Ok. But the subject of the original thread, and this question, is not mean jr. high girls. It's about women being harassed in public.
posted by yarly at 9:09 AM on November 9, 2009


With all due respect mr. remy, I believe in the context of the two posts mentioned in the question, the OP is specifically asking about the aggressive/creepy behavior that you are dismissing (i.e. ultra-pervy wolf-whistles, et al) as opposed to the use of the word "creepy" to dismiss benign interest from men who don't meet arbitrary standards. While I think your observation is interesting in its own right, I believe it is tangential to the original question.

To address the original question, I believe that creepy/aggressive behavior is much more about exerting power over someone than it is about attempting to make a connection.
posted by turaho at 9:11 AM on November 9, 2009


Four reasons, any one or any combination of the three may apply:

1) They don't think they're creepy/obnoxious

2) They don't care if they're creepy/obnoxious

3) They don't know what else to do.

4) It works sometimes.
posted by spaltavian at 9:34 AM on November 9, 2009


I want to add that the imagined success rates being thrown around in this thread... one percent, five percent, are actually much lower than the reality, depending on what kind of awkward behavior is being discussed.

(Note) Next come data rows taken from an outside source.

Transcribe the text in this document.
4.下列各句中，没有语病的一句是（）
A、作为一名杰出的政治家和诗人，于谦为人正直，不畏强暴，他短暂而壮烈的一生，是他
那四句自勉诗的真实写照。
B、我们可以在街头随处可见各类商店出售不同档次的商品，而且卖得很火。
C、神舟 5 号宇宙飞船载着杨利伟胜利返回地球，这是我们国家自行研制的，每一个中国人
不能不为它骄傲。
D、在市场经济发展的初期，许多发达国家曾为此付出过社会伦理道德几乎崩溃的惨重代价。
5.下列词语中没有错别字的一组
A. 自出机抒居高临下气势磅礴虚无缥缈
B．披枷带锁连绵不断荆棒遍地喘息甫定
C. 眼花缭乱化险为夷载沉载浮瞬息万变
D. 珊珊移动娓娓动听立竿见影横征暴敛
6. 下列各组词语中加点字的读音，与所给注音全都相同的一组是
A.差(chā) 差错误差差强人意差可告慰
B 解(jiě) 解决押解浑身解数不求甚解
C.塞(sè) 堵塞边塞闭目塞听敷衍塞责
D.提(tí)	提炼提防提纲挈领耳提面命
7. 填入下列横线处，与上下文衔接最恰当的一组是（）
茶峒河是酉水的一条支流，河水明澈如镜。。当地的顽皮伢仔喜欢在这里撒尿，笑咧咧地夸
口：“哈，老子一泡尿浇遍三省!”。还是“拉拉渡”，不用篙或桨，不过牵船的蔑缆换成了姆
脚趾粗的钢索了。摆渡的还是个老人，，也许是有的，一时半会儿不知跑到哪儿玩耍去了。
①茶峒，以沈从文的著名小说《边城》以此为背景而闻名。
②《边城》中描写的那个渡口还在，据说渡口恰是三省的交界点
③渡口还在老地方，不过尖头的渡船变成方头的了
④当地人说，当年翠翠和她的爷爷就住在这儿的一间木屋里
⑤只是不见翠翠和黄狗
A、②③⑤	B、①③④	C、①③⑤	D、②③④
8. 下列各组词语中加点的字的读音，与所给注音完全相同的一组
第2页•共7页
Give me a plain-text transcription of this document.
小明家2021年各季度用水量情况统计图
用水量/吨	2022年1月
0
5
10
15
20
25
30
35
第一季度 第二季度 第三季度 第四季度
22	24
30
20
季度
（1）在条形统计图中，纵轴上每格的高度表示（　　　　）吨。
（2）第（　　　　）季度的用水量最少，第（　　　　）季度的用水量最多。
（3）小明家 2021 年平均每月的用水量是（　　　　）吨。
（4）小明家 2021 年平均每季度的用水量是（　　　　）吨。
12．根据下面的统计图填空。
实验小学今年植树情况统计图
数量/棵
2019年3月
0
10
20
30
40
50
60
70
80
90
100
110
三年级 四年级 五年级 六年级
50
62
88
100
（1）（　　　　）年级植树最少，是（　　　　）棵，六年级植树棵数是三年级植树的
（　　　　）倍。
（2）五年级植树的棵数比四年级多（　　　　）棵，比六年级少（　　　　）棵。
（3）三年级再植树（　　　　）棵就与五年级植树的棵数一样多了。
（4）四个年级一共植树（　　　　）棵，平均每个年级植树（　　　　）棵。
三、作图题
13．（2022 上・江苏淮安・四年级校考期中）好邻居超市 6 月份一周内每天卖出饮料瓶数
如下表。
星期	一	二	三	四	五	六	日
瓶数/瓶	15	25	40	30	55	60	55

I regularly hear women relating anecdotes about how they met the guy they're currently seeing, or a guy they're considering seeing, wherein the guy began the first conversation by stopping her on the street to pay her a compliment, or gave her a painfully bad line at a bar (or in a grocery store, or at the mall). There are a lot of women out there for whom strong and nuanced social skills are not high on the list of priorities in looking for a companion.

Culturally speaking, people with different ideas about appropriateness get separated, or tend to self-separate, so it's easy to not see how the other half operates, as it were. For example, none of the women that I mentioned above have college educations. This is not to say that they're stupid, but rather, that their expectations are different. Getting approached by a guy who has the appropriate combination of tact, style, and appearance to qualify as non-creepy to a lot of women here is something that just may not happen often enough to some women for them to reasonably expect it.

Also, on a completely different note, I think there is a kind of cultural programming that happens with American movies and TV, wherein guys are led to believe that, given a serendipitous set of circumstances, they may land the most gorgeous girl they know, no matter how awkward they are themselves, and no matter how unlikely it seems at first blush.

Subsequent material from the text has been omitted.